An art school is an educational institution with a primary focus on the visual arts, including fine art, especially illustration, painting, photography, sculpture, and graphic design. Art schools are institutions with elementary, secondary, post-secondary or undergraduate, or graduate or postgraduate programs in these areas. They are distinguished from larger institutions which also may offer majors or degrees in the visual arts, but only as one part of a broad-based range of programs (such as the liberal arts and sciences). France's École des Beaux-Arts is, perhaps, the first model for such organized instruction, breaking with a tradition of master and apprentice instruction when it was formed.
There are four independent art and design universities in Canada, all public institutions. They are Emily Carr University of Art and Design (Vancouver), NSCAD University (Halifax), OCAD University (Toronto), and Alberta College of Art and Design (Calgary).

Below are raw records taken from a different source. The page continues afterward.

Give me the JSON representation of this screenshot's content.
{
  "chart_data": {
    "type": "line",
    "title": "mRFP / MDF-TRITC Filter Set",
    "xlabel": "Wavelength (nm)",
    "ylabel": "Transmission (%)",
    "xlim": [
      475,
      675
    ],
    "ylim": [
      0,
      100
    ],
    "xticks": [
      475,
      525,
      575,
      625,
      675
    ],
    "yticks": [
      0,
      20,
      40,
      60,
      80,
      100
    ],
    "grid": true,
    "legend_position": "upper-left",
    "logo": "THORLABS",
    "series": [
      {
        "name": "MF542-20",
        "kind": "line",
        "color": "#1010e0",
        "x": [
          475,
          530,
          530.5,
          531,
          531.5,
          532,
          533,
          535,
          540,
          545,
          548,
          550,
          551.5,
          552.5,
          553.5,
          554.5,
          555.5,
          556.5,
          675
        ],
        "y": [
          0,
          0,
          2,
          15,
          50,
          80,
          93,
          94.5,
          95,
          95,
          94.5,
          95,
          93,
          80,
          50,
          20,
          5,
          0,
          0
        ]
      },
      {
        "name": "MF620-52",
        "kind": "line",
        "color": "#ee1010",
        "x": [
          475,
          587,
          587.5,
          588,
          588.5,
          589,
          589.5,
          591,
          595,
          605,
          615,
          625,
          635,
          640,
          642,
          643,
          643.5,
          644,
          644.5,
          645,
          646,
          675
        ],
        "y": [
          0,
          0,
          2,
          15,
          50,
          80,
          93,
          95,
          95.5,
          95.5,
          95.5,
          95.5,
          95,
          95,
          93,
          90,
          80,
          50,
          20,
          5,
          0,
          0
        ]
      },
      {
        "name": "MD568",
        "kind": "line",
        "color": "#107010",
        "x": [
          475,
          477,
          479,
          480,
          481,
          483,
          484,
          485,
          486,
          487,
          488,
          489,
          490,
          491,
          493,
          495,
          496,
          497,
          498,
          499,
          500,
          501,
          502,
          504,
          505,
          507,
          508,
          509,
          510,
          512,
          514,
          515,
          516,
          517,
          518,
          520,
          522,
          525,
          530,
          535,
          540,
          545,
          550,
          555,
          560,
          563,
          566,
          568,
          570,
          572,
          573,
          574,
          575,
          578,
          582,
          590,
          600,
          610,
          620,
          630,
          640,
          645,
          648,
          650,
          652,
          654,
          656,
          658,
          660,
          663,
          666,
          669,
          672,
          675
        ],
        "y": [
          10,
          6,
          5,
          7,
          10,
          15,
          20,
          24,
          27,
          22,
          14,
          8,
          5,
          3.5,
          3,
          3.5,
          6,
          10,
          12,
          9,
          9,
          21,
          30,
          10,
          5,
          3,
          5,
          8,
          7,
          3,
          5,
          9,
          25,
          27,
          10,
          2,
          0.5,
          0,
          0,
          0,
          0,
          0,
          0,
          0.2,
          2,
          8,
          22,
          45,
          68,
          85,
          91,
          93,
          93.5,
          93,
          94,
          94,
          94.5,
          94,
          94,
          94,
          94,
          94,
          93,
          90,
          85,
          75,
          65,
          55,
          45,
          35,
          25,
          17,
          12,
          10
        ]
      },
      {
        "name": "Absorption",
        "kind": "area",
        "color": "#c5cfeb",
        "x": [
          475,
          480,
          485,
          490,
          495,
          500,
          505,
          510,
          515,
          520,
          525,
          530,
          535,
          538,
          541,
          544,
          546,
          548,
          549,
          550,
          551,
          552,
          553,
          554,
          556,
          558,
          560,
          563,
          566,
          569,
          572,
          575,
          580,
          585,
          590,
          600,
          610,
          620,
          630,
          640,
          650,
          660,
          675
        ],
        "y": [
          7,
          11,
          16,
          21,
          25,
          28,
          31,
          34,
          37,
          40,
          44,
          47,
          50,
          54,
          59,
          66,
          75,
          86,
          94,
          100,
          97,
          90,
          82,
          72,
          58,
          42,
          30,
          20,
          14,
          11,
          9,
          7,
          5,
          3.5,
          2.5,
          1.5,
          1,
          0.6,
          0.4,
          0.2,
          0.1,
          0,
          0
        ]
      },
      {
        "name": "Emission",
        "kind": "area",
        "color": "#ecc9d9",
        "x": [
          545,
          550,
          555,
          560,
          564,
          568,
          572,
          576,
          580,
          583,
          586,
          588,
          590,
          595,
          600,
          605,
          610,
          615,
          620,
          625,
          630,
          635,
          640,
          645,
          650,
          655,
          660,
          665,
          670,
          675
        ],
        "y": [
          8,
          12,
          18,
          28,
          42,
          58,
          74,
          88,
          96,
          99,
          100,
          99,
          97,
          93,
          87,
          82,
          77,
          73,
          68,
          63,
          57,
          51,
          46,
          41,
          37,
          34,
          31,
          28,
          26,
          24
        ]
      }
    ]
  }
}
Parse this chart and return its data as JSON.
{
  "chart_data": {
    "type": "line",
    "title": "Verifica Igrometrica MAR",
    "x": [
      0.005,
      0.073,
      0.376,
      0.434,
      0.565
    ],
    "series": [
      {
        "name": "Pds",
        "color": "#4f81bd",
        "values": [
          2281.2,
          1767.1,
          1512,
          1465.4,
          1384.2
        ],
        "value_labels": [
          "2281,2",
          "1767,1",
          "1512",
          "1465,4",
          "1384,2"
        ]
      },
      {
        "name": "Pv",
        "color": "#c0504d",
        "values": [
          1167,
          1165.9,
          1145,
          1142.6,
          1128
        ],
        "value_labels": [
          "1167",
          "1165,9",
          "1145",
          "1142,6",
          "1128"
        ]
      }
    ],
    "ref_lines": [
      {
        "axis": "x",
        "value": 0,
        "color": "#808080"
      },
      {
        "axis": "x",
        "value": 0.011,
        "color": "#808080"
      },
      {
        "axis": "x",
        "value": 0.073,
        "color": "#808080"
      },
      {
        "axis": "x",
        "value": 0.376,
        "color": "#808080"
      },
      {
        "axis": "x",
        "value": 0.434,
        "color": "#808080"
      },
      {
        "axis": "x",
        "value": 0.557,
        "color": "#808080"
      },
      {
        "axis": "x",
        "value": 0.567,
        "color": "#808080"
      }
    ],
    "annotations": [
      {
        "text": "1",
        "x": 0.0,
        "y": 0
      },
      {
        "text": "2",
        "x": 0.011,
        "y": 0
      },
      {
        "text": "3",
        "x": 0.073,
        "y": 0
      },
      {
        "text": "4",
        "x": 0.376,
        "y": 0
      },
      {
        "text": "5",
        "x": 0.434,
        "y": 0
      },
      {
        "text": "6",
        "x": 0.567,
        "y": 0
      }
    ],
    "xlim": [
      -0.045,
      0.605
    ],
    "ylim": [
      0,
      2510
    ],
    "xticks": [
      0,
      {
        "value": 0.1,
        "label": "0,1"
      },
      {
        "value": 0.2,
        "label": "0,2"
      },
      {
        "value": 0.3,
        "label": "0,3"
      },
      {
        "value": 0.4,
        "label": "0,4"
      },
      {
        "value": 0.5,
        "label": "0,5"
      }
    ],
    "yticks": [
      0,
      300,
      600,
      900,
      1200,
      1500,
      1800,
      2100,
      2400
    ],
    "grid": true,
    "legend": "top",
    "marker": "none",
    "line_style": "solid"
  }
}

Emily Carr University has the most active research program among the four with over $15 million in research over the last five years. OCAD University's research intensity has reached $3.2 million in 2011/12. All four schools teach in the major disciplines from painting through to new media and design. Over the last five years, Emily Carr has garnered the most of the major awards for students and alums across the country. The most recent RBC Painting Competition was won by Vanessa Maltese, a graduate of OCAD University.
NSCAD University was founded in 1887 by Anna Leonowens and other Halifax women. The school gained international prominence in the 1970s for innovation in conceptual art under the leadership of Garry Kennedy. In spite of its modest size, Art in America suggested in 1973 that NSCAD was "the best art school in North America", while more recently The Globe and Mail called it Canada's "most illustrious".